Sunday 14 March 2021

Peter Brook brought the 'Mahabharata' to the world

 His Padma Shri is fully deserved but comes too late in his life.

It was April of 1984. I was in bed with bad jaundice. In the newspapers, I had been following the search for a Krishna or Draupadi, for the international production of Peter Brook’s The Mahabharata.


I knew of him only via theatre friends. They always spoke of him with reverence, as the master magician of 20th-century theatre.  The papers reported that he was here for only one of these two characters, and that would be the only Indian in the cast. He was to travel to the usual cities, Mumbai, Chennai, Delhi, Calcutta and Bangalore. The then Czarina of culture, Pupul Jayakar, had a list of close to 200 ‘suitable’ actors for auditions. And that script was followed.

Theatre and film director Peter Brook. Photo: YouTube screengrab


One morning, about fifteen days after the news report, I received a telegram from the French cultural attache in Delhi: “Peter Brook and group flying to Ahmedabad tomorrow to see you”. Nothing else! Why, I wondered.


Barely out of bed, yellow and skinny, I met the formidable group the next morning in my apartment. The blue-eyed, balding Peter was accompanied by the scriptwriter, the dashing Jean Claude Carrier, Chloe Obelansky, the designer of the show, and Peter’s assistant Marie Helene. I was shy and had no idea what they wanted to meet me for. Perhaps some small role? In any case, I spoke no French. After chatting for about fifteen minutes, Peter said, “I want you to audition for Draupadi”. I nearly fell off the chair. Draupadi is about the only mythological character I had always admired.


Over the next few weeks, I auditioned, got the part, and in October found myself and my five-week-old son in Paris’ coldest winter that century. Fourteen hour rehearsals, in a cold, old building with no elevator to the eighth floor where we were practising. 


Improvisations. Playing Draupadi as a comic character. Playing Duryodhana. Doing bizarre acting and voice exercises. And being looked at askance by all the professional actors from around the world.


Peter is a follower of Gurdjieff, the Russian thinker who believed that a master must destroy the self of the pupil, and recreate it. I am a believer in the philosophy that all work must be ananda, bliss. There was a clash of wills. I hated the process. Every rehearsal was unhappiness. Peter did not like the fact that I disappeared as soon as rehearsals were over, taking my child with me, rather than hang around for a glass of wine and his gyan (knowledge).
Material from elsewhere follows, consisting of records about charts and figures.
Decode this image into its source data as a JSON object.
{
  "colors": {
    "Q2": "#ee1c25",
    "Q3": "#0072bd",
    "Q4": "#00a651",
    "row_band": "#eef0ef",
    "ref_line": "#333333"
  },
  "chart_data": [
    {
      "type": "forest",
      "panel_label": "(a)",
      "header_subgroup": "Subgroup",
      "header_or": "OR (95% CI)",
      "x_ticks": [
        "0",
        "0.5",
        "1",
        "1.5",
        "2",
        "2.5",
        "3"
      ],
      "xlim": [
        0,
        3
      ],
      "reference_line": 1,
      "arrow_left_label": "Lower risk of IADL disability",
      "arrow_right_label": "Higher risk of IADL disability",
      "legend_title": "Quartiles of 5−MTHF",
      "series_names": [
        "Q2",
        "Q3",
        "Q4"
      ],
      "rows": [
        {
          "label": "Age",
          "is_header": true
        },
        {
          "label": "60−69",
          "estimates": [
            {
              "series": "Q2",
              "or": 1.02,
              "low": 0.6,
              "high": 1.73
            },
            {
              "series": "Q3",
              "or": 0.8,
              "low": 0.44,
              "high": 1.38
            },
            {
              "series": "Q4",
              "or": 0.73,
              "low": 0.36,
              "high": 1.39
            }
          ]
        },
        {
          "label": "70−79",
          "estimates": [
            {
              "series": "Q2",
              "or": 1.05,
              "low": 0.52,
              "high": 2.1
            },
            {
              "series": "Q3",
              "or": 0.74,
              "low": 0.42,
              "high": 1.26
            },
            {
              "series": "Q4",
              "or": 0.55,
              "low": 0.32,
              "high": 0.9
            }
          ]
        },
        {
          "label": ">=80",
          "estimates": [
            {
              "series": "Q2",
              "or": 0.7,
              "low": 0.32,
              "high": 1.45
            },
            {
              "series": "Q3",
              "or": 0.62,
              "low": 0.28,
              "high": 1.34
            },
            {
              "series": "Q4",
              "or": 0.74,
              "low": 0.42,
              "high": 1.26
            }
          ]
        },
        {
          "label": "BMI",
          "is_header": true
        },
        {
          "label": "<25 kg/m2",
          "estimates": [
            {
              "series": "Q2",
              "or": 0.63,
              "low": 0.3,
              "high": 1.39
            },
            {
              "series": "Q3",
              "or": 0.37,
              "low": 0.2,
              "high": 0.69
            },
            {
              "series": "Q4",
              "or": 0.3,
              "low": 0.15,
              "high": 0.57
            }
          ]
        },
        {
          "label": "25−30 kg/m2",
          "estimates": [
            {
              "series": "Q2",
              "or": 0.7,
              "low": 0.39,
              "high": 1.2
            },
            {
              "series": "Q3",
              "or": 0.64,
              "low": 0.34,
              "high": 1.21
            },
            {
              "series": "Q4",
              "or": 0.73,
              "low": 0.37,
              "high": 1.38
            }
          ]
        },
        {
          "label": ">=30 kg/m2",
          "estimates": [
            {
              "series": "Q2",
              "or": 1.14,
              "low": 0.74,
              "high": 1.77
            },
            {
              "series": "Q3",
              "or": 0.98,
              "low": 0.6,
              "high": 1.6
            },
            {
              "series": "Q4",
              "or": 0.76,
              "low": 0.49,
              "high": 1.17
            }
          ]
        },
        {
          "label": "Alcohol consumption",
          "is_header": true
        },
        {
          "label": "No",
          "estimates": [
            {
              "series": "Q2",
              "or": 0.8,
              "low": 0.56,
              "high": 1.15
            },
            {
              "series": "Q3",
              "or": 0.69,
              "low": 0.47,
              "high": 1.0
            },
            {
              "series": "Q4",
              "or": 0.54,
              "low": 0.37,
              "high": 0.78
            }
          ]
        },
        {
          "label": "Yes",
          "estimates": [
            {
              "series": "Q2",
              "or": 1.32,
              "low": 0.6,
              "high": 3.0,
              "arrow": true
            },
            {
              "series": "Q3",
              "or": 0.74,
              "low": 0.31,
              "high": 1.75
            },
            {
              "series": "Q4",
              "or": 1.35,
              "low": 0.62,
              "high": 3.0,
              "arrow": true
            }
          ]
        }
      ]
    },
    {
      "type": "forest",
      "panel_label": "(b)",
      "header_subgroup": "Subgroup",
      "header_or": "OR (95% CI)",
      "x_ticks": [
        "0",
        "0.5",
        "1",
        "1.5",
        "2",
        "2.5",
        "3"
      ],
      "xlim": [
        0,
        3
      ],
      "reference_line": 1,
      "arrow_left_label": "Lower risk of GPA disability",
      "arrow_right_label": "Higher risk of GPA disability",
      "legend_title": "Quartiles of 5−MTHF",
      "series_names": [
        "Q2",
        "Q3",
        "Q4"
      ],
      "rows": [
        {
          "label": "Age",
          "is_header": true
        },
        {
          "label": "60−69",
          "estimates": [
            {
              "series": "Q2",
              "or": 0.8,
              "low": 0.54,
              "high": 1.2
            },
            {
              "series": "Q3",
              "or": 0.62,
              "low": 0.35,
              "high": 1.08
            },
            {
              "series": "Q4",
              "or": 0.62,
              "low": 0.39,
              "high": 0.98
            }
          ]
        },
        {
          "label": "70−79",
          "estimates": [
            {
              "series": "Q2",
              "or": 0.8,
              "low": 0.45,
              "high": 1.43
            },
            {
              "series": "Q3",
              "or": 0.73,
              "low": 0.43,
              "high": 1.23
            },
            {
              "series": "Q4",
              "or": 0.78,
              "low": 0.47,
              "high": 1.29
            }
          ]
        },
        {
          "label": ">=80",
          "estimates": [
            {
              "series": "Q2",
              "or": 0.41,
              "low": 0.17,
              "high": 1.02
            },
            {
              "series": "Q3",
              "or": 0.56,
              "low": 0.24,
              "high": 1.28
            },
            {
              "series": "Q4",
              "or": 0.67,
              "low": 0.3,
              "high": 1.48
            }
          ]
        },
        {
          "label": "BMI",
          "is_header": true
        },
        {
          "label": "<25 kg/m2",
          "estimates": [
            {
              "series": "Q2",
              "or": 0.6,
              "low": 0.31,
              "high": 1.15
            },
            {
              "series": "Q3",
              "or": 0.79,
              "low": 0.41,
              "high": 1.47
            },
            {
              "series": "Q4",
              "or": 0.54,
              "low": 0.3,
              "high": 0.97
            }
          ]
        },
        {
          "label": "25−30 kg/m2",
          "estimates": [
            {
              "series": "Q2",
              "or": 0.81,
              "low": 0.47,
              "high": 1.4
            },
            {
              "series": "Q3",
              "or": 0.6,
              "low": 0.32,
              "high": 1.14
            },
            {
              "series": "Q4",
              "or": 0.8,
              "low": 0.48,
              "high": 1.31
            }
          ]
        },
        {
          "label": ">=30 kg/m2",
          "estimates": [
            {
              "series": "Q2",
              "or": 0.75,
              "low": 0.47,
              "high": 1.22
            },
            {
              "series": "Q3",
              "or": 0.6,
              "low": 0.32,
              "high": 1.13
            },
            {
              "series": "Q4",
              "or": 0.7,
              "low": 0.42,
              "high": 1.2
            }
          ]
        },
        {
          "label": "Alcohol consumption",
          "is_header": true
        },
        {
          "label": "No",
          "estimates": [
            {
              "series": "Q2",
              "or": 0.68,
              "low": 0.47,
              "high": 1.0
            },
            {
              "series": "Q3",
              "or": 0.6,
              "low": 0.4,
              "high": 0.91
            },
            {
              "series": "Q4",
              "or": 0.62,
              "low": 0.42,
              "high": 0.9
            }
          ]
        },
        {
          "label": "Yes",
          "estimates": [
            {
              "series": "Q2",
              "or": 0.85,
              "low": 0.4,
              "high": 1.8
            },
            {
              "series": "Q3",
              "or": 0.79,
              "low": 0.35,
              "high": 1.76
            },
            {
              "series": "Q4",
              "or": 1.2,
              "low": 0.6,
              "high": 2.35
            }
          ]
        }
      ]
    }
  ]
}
I felt there were misrepresentations of women characters in the script, that the worldview was Anglo Saxon. I was told, “Don’t raise your voice, you sound like a shrew”, to which my response was, “We don’t have shrews in India, we have Shaktis”. He found the episode of Draupadi washing her hair in Dushasana’s blood, and tying it up after years, gruesome and not to be included. I felt it would be a travesty not to have it in. We argued for eight months. On the eve of the grand opening, it was included. The others saw Peter as a guru. I didn’t.


It was a tumultuous relationship. It started changing once it became evident that I brought some special quality to the performance. We became friends. At press conferences, he would insist that I talk about the awful time he gave me, about all the disagreements. We would laugh at all our disagreements.


Mallika Sarabhai as Draupadi in Peter Brook’s ‘The Mahabharata’. Photo: YouTube screengrab



When the five years of performances and the filming came to an end, I realised he had been a catalyst to a new me. That he taught me how to peel a character like an onion, till one came to the essence, which was shunyata (void). That by having me cogently argue every point of the character and the Mahabharata, of having to defend every thought and comment, he had honed my capacity to defend my position on issues. That the accolade I got playing Draupadi gave me the belief that I could reinterpret mythology from a feminist and humanist point of view and be able to reach people. These five years gave me the confidence to bring forth work that might bring derision and ridicule from the press or public.

In retrospect, those were five years that have formed the performer and creator I am today.


And I salute the master. Perhaps no one has done for The Mahabharata and a true understanding of its philosophy than he, for he brought the work not to Indophiles, but to the world. He brought it to those who thought India was little more than rope tricks and starving cows, and made them into Indophiles who went home to study and understand the true meaning of our composite cultures. This Padma Shri is deserved but should have been given thirty years ago.


Author: Mallika Sarabhai is a dancer, actor and activist who played Draupadi in Brook’s The Mahabharata.